The 5th page of the user friendly budget (“UFB-5”) provides a detailed view of your town’s tax base. This is a very informing lens into your property tax bill because the tax bill helps determine the tax rate:
Property Tax Revenue ($) needed to fund your town budget / Tax Base Assessed Value = Town Tax Rate
I wanted to highlight two main observations about the tax base:
1-If you hold property tax revenue constant, but grow your tax base, then the tax rate will go DOWN (this is basic numerator/denominator math at work within the tax rate formula). This is why local elected leaders will often talk about “growing the tax base” or “increasing ratables” — they are attempting to grow the denominator of the tax rate formula, which in turn lowers the tax rate overall and eases the pressure on taxable properties overall (including homeowners).
2-If you have more business property included on the tax base, the pressure on residential taxpayers can be eased.
Let’s use the UFB-5 tab to dig a bit more into this. Generally speaking, a town’s tax base consists of two types of property:
- residential properties including 1-4 family homes (e.g. a house or brownstone) or 5+ family homes (e.g. a condo or rental building)
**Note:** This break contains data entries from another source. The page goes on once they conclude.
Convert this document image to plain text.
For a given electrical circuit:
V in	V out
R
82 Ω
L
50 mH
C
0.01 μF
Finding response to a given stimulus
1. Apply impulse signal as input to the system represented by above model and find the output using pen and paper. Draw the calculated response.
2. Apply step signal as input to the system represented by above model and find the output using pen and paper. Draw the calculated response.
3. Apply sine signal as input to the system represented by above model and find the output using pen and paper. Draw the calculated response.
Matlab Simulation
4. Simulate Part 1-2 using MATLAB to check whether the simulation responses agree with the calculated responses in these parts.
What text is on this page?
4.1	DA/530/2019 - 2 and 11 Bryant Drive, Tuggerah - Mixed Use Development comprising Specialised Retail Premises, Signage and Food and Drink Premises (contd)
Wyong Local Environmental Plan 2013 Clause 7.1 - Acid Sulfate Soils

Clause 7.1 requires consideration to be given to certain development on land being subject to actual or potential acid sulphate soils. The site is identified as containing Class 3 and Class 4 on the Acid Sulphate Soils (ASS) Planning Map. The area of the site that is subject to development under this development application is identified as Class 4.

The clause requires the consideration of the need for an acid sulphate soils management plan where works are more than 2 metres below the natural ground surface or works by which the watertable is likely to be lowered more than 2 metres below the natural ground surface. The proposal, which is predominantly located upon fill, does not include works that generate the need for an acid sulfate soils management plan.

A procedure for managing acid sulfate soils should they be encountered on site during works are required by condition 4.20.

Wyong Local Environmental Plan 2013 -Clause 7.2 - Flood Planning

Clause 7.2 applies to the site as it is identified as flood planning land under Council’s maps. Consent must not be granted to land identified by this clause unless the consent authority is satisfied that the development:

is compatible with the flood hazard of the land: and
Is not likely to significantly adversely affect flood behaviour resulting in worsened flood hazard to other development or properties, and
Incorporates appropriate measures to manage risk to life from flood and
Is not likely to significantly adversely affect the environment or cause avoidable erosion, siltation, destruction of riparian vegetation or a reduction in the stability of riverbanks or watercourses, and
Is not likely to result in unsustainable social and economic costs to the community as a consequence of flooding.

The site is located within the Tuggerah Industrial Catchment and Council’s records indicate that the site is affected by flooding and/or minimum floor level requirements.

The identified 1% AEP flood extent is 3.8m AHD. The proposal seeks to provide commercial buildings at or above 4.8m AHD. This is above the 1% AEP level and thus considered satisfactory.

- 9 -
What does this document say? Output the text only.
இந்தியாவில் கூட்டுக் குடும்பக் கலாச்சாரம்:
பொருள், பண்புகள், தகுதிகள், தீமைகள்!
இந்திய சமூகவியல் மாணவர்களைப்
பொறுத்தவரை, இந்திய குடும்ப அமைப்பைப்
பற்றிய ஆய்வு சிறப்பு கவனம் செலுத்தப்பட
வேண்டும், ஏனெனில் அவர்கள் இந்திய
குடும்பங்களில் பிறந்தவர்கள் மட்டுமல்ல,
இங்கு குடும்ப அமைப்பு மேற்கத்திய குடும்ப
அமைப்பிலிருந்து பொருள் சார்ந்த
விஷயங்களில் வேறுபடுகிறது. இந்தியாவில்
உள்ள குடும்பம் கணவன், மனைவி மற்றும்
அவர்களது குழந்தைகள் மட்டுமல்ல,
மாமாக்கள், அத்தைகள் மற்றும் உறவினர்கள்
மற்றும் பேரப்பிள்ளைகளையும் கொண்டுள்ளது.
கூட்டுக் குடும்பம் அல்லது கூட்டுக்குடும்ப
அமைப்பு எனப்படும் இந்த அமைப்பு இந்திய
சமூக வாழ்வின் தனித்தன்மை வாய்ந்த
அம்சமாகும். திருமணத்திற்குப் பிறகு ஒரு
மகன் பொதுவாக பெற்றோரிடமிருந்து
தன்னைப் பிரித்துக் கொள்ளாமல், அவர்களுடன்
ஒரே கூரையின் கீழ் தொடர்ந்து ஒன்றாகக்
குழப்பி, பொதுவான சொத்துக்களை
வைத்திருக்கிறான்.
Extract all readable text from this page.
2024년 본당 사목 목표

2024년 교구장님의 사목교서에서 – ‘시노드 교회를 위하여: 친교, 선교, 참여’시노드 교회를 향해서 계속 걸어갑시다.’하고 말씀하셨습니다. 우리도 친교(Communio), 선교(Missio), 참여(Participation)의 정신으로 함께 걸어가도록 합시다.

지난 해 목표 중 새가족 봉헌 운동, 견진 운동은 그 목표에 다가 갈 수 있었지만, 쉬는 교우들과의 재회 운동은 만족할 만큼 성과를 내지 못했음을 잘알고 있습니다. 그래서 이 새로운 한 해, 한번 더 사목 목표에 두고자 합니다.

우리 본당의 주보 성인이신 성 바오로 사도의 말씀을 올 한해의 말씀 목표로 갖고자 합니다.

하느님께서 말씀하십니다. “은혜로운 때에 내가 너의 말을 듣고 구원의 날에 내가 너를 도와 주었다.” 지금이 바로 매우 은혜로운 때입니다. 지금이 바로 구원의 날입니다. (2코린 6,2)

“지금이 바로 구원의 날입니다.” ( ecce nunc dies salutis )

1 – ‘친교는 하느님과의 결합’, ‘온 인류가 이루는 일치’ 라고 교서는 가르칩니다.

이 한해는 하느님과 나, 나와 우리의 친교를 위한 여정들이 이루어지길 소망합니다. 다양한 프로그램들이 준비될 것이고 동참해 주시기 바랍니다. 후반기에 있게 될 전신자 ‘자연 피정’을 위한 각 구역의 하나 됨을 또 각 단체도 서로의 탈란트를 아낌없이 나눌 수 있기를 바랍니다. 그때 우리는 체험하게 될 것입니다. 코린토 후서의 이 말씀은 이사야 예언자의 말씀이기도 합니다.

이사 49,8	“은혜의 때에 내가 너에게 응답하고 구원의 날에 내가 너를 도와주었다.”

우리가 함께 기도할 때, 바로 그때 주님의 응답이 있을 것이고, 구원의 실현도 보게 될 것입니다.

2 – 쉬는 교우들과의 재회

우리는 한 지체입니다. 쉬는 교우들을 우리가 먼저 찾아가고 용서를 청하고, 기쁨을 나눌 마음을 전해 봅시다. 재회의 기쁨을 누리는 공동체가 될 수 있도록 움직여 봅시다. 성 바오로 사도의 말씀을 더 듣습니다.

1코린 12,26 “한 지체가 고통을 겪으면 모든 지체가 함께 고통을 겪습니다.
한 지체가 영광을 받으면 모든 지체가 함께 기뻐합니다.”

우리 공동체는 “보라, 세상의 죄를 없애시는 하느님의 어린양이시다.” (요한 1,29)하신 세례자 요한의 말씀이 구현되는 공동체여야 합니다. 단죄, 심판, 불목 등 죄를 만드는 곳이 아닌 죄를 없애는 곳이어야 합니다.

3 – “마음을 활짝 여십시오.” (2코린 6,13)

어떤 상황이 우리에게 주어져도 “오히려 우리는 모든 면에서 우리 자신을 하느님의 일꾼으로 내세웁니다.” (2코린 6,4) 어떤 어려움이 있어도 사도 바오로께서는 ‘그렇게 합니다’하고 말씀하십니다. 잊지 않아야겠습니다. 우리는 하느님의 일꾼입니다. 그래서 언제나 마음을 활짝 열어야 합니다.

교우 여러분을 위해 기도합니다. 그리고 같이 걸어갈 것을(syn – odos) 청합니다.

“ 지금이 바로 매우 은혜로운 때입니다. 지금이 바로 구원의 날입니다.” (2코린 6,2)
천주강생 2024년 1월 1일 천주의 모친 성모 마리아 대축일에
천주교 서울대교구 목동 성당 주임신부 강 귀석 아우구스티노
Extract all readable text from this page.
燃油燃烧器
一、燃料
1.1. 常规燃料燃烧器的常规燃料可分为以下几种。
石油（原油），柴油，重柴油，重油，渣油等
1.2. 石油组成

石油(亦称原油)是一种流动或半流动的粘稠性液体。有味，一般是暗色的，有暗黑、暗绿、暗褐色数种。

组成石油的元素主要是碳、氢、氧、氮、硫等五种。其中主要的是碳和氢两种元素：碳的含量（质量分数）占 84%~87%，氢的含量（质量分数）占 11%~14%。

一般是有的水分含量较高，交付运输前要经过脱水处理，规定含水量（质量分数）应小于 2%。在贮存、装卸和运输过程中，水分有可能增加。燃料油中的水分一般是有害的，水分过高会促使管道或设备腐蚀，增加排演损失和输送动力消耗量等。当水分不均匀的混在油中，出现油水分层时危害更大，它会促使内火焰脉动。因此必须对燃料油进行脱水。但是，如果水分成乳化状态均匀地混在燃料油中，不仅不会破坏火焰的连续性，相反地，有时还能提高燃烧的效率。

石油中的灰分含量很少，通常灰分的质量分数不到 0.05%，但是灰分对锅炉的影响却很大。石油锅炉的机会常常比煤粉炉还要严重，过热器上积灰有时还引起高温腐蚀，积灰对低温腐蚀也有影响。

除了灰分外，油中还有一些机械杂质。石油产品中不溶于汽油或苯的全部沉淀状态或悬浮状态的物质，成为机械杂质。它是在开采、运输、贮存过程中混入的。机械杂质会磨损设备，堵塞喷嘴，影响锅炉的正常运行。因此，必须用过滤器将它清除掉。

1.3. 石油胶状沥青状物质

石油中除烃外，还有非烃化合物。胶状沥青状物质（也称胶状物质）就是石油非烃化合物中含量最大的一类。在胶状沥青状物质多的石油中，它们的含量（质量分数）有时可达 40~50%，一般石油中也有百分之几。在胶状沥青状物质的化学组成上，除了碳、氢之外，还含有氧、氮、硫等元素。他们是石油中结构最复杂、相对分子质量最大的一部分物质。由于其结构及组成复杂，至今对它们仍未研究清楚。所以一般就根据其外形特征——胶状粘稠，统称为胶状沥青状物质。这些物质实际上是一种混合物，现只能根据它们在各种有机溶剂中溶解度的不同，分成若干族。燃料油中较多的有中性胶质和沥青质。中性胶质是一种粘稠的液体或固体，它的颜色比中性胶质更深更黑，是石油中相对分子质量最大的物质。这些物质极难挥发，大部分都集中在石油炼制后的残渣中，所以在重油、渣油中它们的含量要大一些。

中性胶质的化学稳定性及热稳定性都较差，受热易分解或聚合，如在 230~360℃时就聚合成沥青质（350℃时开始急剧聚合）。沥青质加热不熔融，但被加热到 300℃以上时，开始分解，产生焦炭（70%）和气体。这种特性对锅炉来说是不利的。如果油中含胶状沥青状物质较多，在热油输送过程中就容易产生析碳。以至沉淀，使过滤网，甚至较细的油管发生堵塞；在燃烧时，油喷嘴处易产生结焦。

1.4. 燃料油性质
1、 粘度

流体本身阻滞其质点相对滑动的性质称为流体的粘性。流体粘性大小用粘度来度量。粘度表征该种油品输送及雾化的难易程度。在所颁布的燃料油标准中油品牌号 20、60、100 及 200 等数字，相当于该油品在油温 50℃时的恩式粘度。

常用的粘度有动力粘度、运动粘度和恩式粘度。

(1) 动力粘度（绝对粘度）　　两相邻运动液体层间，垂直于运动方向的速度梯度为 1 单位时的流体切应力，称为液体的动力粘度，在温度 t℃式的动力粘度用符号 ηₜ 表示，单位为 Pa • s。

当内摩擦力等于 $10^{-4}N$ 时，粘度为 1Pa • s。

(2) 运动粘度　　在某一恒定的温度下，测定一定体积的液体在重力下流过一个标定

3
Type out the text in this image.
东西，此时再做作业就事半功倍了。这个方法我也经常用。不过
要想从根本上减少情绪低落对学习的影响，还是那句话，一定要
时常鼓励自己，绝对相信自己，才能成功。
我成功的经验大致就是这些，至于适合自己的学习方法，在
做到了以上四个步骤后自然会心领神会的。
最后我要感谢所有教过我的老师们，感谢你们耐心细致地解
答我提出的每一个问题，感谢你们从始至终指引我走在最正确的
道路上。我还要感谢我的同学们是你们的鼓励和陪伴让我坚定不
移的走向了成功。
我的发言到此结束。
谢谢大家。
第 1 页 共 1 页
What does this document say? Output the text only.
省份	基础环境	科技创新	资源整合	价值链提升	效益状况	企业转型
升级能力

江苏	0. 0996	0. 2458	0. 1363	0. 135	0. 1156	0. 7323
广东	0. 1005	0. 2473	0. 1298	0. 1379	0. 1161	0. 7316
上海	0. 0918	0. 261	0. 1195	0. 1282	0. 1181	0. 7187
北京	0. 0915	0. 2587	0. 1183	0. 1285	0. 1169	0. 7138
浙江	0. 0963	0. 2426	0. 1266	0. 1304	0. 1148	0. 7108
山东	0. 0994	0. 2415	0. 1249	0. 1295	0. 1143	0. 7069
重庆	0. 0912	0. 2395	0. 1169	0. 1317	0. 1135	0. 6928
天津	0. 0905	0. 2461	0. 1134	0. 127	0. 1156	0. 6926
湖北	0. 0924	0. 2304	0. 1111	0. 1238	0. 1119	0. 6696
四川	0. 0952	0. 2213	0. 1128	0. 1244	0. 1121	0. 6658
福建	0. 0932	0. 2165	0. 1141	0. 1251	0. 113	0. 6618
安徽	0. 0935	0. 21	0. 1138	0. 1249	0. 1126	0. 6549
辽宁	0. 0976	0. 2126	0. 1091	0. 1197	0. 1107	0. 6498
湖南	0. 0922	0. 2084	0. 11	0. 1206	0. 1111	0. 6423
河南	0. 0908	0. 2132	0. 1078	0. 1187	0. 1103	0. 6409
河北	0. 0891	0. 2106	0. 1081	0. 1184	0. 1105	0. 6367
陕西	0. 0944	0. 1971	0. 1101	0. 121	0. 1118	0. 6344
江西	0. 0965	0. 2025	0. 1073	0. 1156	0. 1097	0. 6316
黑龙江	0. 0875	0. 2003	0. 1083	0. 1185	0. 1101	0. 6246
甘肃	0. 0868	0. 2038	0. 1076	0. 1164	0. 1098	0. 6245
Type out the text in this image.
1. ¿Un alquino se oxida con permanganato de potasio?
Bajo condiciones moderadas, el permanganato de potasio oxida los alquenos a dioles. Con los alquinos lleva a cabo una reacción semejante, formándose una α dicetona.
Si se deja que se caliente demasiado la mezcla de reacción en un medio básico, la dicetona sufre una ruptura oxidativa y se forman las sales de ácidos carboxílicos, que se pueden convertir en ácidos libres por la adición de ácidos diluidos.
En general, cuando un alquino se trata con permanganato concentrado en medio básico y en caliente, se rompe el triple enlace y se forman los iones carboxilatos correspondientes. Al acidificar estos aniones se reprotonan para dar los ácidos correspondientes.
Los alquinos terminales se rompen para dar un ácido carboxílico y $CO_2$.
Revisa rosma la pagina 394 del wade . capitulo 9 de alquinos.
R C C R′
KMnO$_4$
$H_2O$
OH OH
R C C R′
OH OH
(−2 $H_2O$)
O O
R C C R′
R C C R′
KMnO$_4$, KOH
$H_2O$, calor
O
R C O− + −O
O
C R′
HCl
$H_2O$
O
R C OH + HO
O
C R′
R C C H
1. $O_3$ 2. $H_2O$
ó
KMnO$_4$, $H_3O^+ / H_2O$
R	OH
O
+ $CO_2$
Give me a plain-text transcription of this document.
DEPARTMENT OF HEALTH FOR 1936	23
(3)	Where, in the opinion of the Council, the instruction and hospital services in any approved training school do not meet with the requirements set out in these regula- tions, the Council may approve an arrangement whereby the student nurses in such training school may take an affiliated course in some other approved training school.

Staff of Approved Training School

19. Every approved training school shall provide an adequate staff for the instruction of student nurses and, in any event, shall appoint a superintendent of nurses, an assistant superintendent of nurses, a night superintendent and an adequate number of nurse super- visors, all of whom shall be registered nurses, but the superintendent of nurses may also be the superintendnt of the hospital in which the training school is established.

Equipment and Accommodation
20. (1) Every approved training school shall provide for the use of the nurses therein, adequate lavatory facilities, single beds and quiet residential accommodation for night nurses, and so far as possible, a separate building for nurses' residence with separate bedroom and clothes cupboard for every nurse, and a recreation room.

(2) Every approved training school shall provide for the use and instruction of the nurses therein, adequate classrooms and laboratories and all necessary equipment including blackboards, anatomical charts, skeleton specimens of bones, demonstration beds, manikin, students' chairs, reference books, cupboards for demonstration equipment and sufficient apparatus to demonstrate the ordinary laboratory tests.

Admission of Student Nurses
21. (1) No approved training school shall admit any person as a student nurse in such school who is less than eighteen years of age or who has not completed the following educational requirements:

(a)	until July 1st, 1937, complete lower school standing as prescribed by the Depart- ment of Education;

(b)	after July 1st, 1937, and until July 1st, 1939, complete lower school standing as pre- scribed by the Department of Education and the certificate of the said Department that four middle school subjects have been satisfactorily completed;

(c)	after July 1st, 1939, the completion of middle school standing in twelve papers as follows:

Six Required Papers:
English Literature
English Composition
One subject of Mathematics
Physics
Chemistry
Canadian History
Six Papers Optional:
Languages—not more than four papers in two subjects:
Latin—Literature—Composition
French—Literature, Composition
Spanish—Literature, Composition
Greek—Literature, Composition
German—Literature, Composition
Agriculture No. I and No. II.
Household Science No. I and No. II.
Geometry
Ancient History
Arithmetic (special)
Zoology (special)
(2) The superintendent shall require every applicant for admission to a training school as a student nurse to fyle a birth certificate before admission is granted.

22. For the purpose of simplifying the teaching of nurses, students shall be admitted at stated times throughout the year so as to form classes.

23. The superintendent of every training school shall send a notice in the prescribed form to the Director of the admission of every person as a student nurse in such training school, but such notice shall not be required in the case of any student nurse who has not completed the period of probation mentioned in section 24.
- business properties including commercial property like a mall or office building or industrial property like a laundry or a warehouse
We can see these properties in the state law broken out as:
- Property class “2 Residential” – residential 1-4 family homes
- Property class “4c Apartments” – residential 5+ family homes
- Property class “4a Commercial” – income producing property likes malls, office buildings, theaters, etc
- Property class “4c Industrial” – industrial property like warehouses
- Property class “6b Business personal property” – machinery related to petroleum products
The User Friendly Budget, page 5 breaks out the value of these property classes and thus sheds light on the degree of tax burden borne by residents vs businesses in your town. For example, Montclair’s tax base is a 90% / 10% residential / business split. This means the approximate $60 million property tax revenue needed to fund the town 2021 budget is being funded 90% by residents and 10% by businesses.
And, some fine print: “4c Apartments” are technically income-producing property for the landlord, but in substance they are residential properties for the renters who live there. Also, while renters do not pay property tax directly, they do pay it indirectly. The landlords pay property tax and then pass that cost through to the renter. Also, there are other classes of property like vacant land, farmland, and railroads. For purposes of this post (and the visual below), I’ve bucketed these into an “Other” category.
Residential vs. Business Growth – A Community Dialog
How the tax base grows – for instance adding a new residential rental high rise vs a new low-rise condo complex vs building a new mall, or some combination therein – is a community dialog involving myriad factors like zoning, jobs creation, add-on costs needed to support the growth (eg new roads, new fire equipment, new town employees), and more. While this is all very important, it’s not my focus here; rather my focus is lifting up public data and tools that can help inform the dialog. To that end, I created the visual below which can help supplement your town’s User Friendly Budget, page 5 view. Comparing and contrasting your town with other towns can be a helpful exercise, and it’s something the team I worked with in Montclair did for the Jan 26th webinar.
Data Visualization and Town Comparisons Across NJ
Below is a Tableau of tax base data by town, showing assessed value of each tax base and the percentage split between residential and business property. Essex County is the default choice because that’s where Montclair is located, but you can filter into any county in NJ. A few caveats:
- The data behind this visual is from the “2021 Property Value Classification” MS Excel file located on this NJ Department of Community Affairs website (the data below is not from the actual User Friendly Budgets). I used this state dataset because it’s easy to pull and it should align closely with what you’ll find in your town’s 2021 user friendly budget.
- This data is based on assessed, not market, values. So, if a town has not revalued recently, these values may be low compared to current market values.